Stopped for lunch and worrying about how to get over the dam at Portage du Fort, I recognized the boat that I had seen headed upstream tie up on the finger opposite Kai Nani.
 
After an introduction and some preliminary banter he could not contain himself. It was obvious something was on his mind and what followed was a 20 minute harangue deriding not just my ‘wonkie’ paddle, but my technique as well. If I had any sense at all, I would take his well-meaning advice to heart, put it into practice immediately, and finally get that canoe of mine moving proper-like.
 
 
Considering I had just dusted his double-engined electric speedboat, it was all a bit curious. Not claiming to know anything about paddles, I explained that Spencer Meany, the man who had crafted it, most certainly did.
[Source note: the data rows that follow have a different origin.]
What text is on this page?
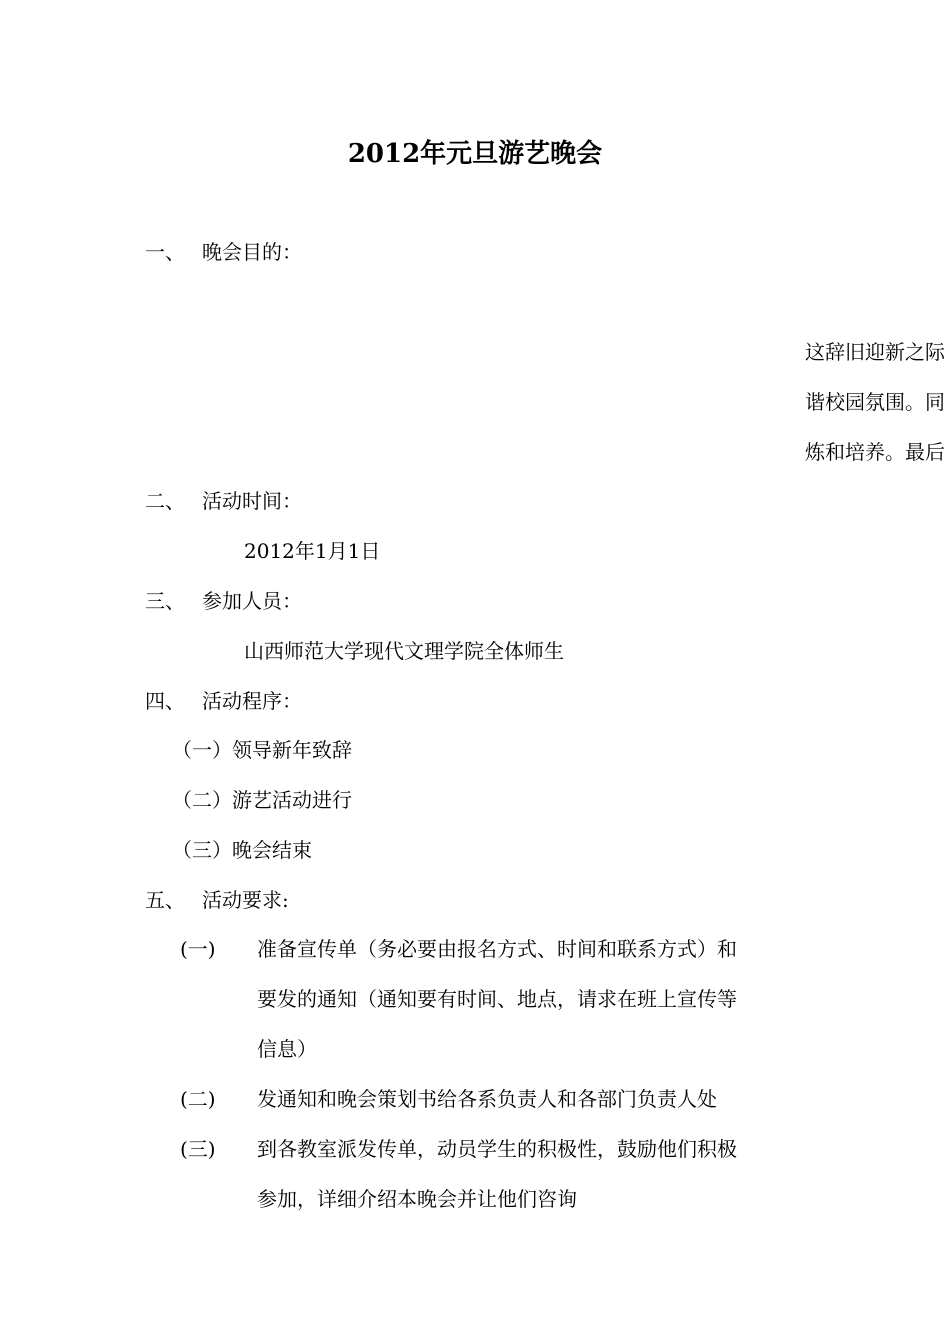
2012年元旦游艺晚会
一、 晚会目的：
这辞旧迎新之际
谐校园氛围。同
炼和培养。最后
二、 活动时间：
2012年1月1日
三、 参加人员：
山西师范大学现代文理学院全体师生
四、 活动程序：
（一）领导新年致辞
（二）游艺活动进行
（三）晚会结束
五、 活动要求:
(一) 准备宣传单（务必要由报名方式、时间和联系方式）和
要发的通知（通知要有时间、地点，请求在班上宣传等
信息）
(二) 发通知和晚会策划书给各系负责人和各部门负责人处
(三) 到各教室派发传单，动员学生的积极性，鼓励他们积极
参加，详细介绍本晚会并让他们咨询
Of this particular paddle, I knew but two things: It worked beautifully; and I was in love with her.
 
I know this paddle better than I know my hands. I don’t just know her curves, angles, and contours, I know the thickness of the varnish on the handle and shaft.  I don’t just know the shape and profile of the blade, I can tell you if there’s the smallest of nicks in the tip just by the feel of the water flowing over it.
 
For the better part of six months, I have held her in my hands every day, for hours and hours on end. I have held her lightly, using only my fingertips, brushing the water as if painting on a life-size canvas. I have gripped her with all my strength, plunging the blade into swirling madness, desperate to urge Kai Nani forwards, backwards, or sideways. I have held onto her with hands so cold and frozen that they were indistinguishable from the solid birch that makes up her spine. 
 
She creates the bond that ties me intimately to the water. It is she that makes us one. One integrated whole, bound together by purpose. Nothing, absolutely nothing, happens until I pick her up, wrap my hands around her, and lean on her. The blade slips soundlessly into the blue, my fingertips just kissing the surface, and I lean. Kai Nani responds as if seduced. Sluggish at first, and then, in earnest.
 
I cared for this paddle more than any other piece of gear I carries. I fretted about the varnish wearing off on the handle, less the exposed wood dry out and crack, the weakness in her joins exposed. I fretted about smashing the tip into rocks lurking unseen below as we swept our way east, always east, on chocolate brown waters. I fretted about her being stolen away if left unattended and lost if misplaced. Without her, I was literally and figuratively dead in the water.
 
I gave a great deal of thought to the paddles I would use on this trip. I purchased and trialed 7 different, custom-made paddles. I settled on two, bringing along a spare for the worst parts of the trip through BC. As I suppose must always be true, never ever did I imagine I would fall in love with the wonkiest one.